Fitch has slashed the long-term issuer default ratings on Belgium’s two largest banks, Dexia and KBC, following the agency’s recent downgrade of Belgium’s sovereign rating.
Dexia Bank Belgium, KBC Bank and KBC Group long-term IDRs were cut down from A to A-, with a stable outlook on Tuesday, the credit rating agency announced.
“[This] reflects the agency’s view that there would be an extremely high probability of potential additional support from the Belgian state, if required,” Fitch said.
“The downgrade of Belgium’s long-term IDR means its ability to support these institutions has decreased,” it said.
Fitch says potential additional aid from the Belgian state is more certain in the short-term. In October, Dexia’s Belgian banking arm was bailed out by the government and other troubled assets were given state funding guarantees.

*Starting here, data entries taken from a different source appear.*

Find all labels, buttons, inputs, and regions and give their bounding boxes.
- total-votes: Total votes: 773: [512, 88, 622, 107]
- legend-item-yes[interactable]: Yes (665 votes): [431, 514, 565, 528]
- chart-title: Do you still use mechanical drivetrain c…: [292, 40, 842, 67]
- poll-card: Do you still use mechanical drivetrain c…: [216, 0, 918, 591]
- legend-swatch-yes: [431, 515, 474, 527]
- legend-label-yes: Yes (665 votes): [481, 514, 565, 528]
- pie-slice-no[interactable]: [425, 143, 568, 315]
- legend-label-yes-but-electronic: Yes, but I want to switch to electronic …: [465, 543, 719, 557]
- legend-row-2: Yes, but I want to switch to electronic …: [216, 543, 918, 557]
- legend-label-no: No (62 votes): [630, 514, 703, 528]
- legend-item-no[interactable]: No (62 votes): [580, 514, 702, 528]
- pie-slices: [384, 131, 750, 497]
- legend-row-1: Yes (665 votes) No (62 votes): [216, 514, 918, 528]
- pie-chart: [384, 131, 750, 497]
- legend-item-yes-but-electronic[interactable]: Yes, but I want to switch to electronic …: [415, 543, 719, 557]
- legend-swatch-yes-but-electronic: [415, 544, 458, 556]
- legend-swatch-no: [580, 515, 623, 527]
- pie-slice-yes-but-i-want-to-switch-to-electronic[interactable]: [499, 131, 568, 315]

The three institutions have been removed from Fitch’s “rating watch negative”, which means they are no longer being monitored for a potential downgrade.

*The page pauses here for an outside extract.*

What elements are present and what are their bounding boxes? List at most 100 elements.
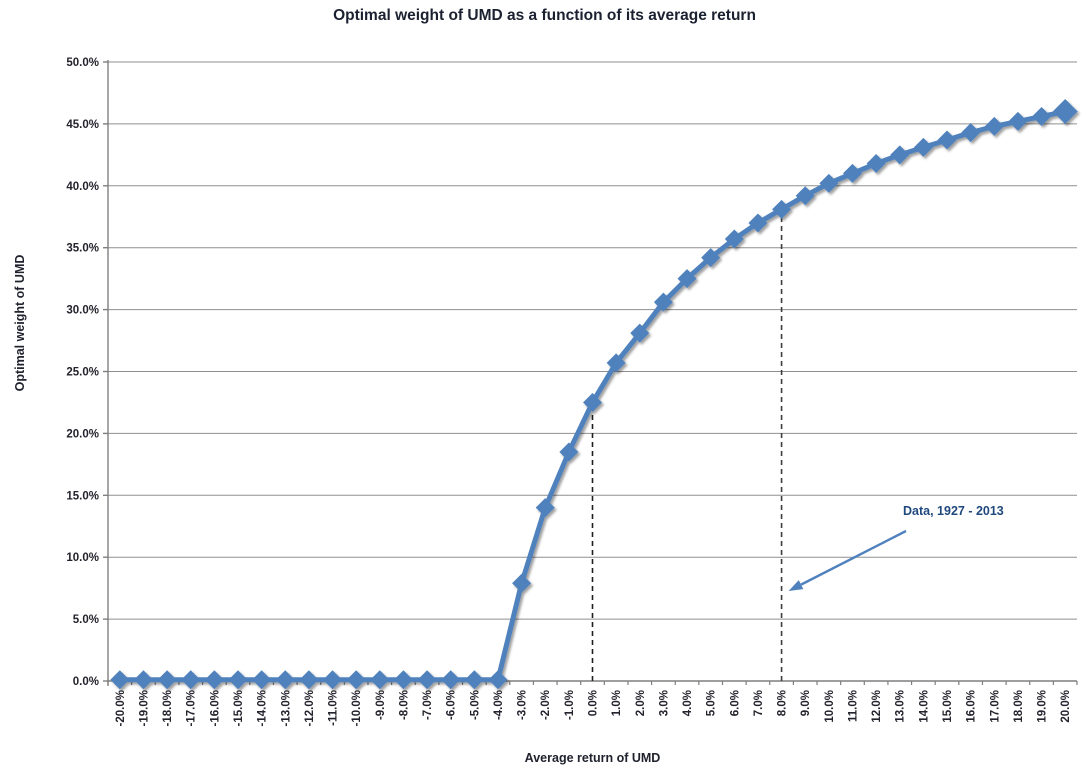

KBC Insurance and KBC Group Re’s Insurer Financial Strength ratings have also been taken down a notch from A to A-, although both have a stable outlook.
Fitch has come down hard on eurozone member states, slashing five sovereign debt ratings including Italy, Spain, Cyprus, Slovenia as well as Belgium, over concerns of divergence in monetary and credit conditions. Belgium was cut from AA+ to AA.
Fitch said Dexia Credit Local’s unaffected ratings reflect potential additional support if required from France which still retains its coveted AAA status. But Dexia Credit Local’s debt guaranteed by France, Belgium and Luxembourg takes the rating of the weakest link, which is currently Belgium and has therefore been downgraded from AA+ to AA.
Standard & Poors has maintained the A- long-term rating on Dexia but is monitoring the bank for a future downgrade. Both S&P; and Moody’s said the agreement to provide state guarantees of up to €90bn ($117.7bn) to Dexia was one of the main reasons to lower Belgium’s credit rating in recent months.